Mario Draghi spoke last night with no real direction given on EU policy changes, however, he did claim there are no currency wars at play, after Mnuchin’s comments some weeks ago talking down the Dollar. We will see if this holds true if the Euro continues to push higher after the consolidation at 1.23 we are seeing. a push to new highs above 1.25 will become increasingly uncomfortable for Draghi and put the EU’s recovery at risk. In other European news, we heard comments on tax reform plans to introduce a tax on companies where the customer is based, rather than where the company is registered. This is one of the first major attempts we have seen from European lawmakers against the likes of Google and Facebook who enjoy the lucrative markets of Europe but move profits to the likes of Luxembourg and Northern Ireland for their low company tax rates. The Euro found some weakness off the back of these comments.
After a week of positive Brexit news last week we saw some negative news headlines after Jeremy Corbyn announced he is trying to gather support to take on Teresa May and change the direction of Brexit negotiations. We saw a sharp sell-off in the Sterling of 120 points, however not an unusual move for the cable.
Looking forward we have a raft of CPI data due around the globe. Japan kicks things off, expecting 0.6% after an uncharacteristic beat last month. Next, we have German and Spanish CPI data in the European session which will be overshadowed later by US Durable Goods Orders. We are expecting a read of 0.4%, and any surprise will affect inflation expectations which will drive bond yields and in turn the direction of US stock markets in the coming session. The market is less focused on the Feds tightening course as this year’s hikes are more or less priced in. All eyes are on inflation after some strong numbers of late.

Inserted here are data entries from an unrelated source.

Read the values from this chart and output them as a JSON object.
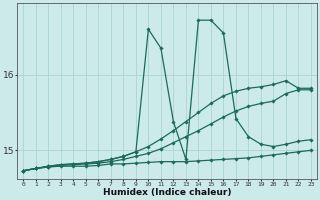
{
  "xlabel": "Humidex (Indice chaleur)",
  "ylabel": "",
  "bg_color": "#cceae8",
  "grid_color": "#aad4d0",
  "line_color": "#1a6b5a",
  "xlim": [
    -0.5,
    23.5
  ],
  "ylim": [
    14.62,
    16.95
  ],
  "yticks": [
    15,
    16
  ],
  "xticks": [
    0,
    1,
    2,
    3,
    4,
    5,
    6,
    7,
    8,
    9,
    10,
    11,
    12,
    13,
    14,
    15,
    16,
    17,
    18,
    19,
    20,
    21,
    22,
    23
  ],
  "series": [
    {
      "x": [
        0,
        1,
        2,
        3,
        4,
        5,
        6,
        7,
        8,
        9,
        10,
        11,
        12,
        13,
        14,
        15,
        16,
        17,
        18,
        19,
        20,
        21,
        22,
        23
      ],
      "y": [
        14.73,
        14.76,
        14.78,
        14.79,
        14.79,
        14.79,
        14.8,
        14.82,
        14.82,
        14.83,
        14.84,
        14.85,
        14.85,
        14.85,
        14.86,
        14.87,
        14.88,
        14.89,
        14.9,
        14.92,
        14.94,
        14.96,
        14.98,
        15.0
      ]
    },
    {
      "x": [
        0,
        1,
        2,
        3,
        4,
        5,
        6,
        7,
        8,
        9,
        10,
        11,
        12,
        13,
        14,
        15,
        16,
        17,
        18,
        19,
        20,
        21,
        22,
        23
      ],
      "y": [
        14.73,
        14.76,
        14.78,
        14.8,
        14.81,
        14.82,
        14.83,
        14.85,
        14.88,
        14.92,
        14.96,
        15.02,
        15.1,
        15.18,
        15.26,
        15.35,
        15.44,
        15.52,
        15.58,
        15.62,
        15.65,
        15.75,
        15.8,
        15.8
      ]
    },
    {
      "x": [
        0,
        1,
        2,
        3,
        4,
        5,
        6,
        7,
        8,
        9,
        10,
        11,
        12,
        13,
        14,
        15,
        16,
        17,
        18,
        19,
        20,
        21,
        22,
        23
      ],
      "y": [
        14.73,
        14.76,
        14.79,
        14.81,
        14.82,
        14.83,
        14.85,
        14.88,
        14.92,
        14.98,
        15.05,
        15.15,
        15.26,
        15.38,
        15.5,
        15.62,
        15.72,
        15.78,
        15.82,
        15.84,
        15.87,
        15.92,
        15.82,
        15.82
      ]
    },
    {
      "x": [
        0,
        1,
        2,
        3,
        4,
        5,
        6,
        7,
        8,
        9,
        10,
        11,
        12,
        13,
        14,
        15,
        16,
        17,
        18,
        19,
        20,
        21,
        22,
        23
      ],
      "y": [
        14.73,
        14.76,
        14.79,
        14.81,
        14.82,
        14.83,
        14.85,
        14.88,
        14.92,
        14.98,
        16.6,
        16.35,
        15.38,
        14.88,
        16.72,
        16.72,
        16.55,
        15.42,
        15.18,
        15.08,
        15.05,
        15.08,
        15.12,
        15.14
      ]
    }
  ]
}
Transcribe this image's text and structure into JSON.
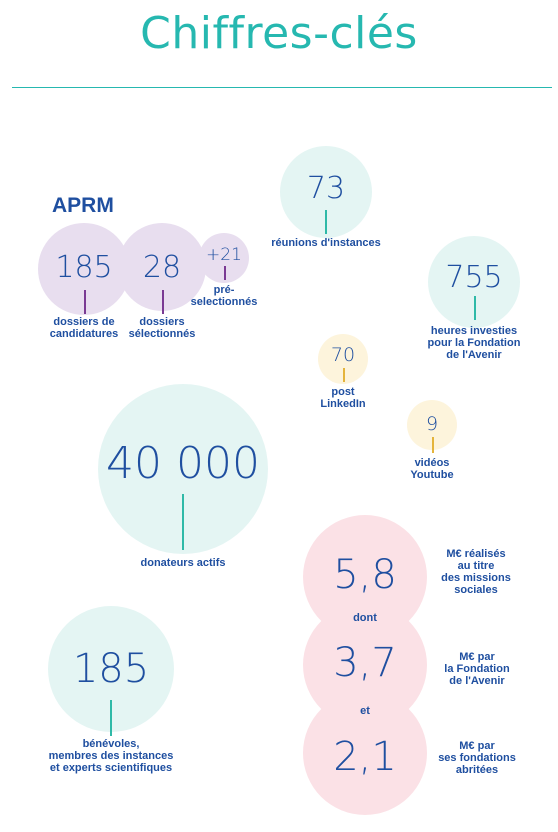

New Fed Chair, Jerome Powell testifies in Washington for the first time tonight, however, do not be sucked into expecting surprise headlines from this talk as his speech was released to the market last week.
Traders will be keeping a keen eye on the Kiwi as the flightless bird has brushed up against a fairly well-established trendline support level several times in recent days. with no Kiwi data on the immediate horizon, traders will be looking for strong US data for a break of this key level to the downside.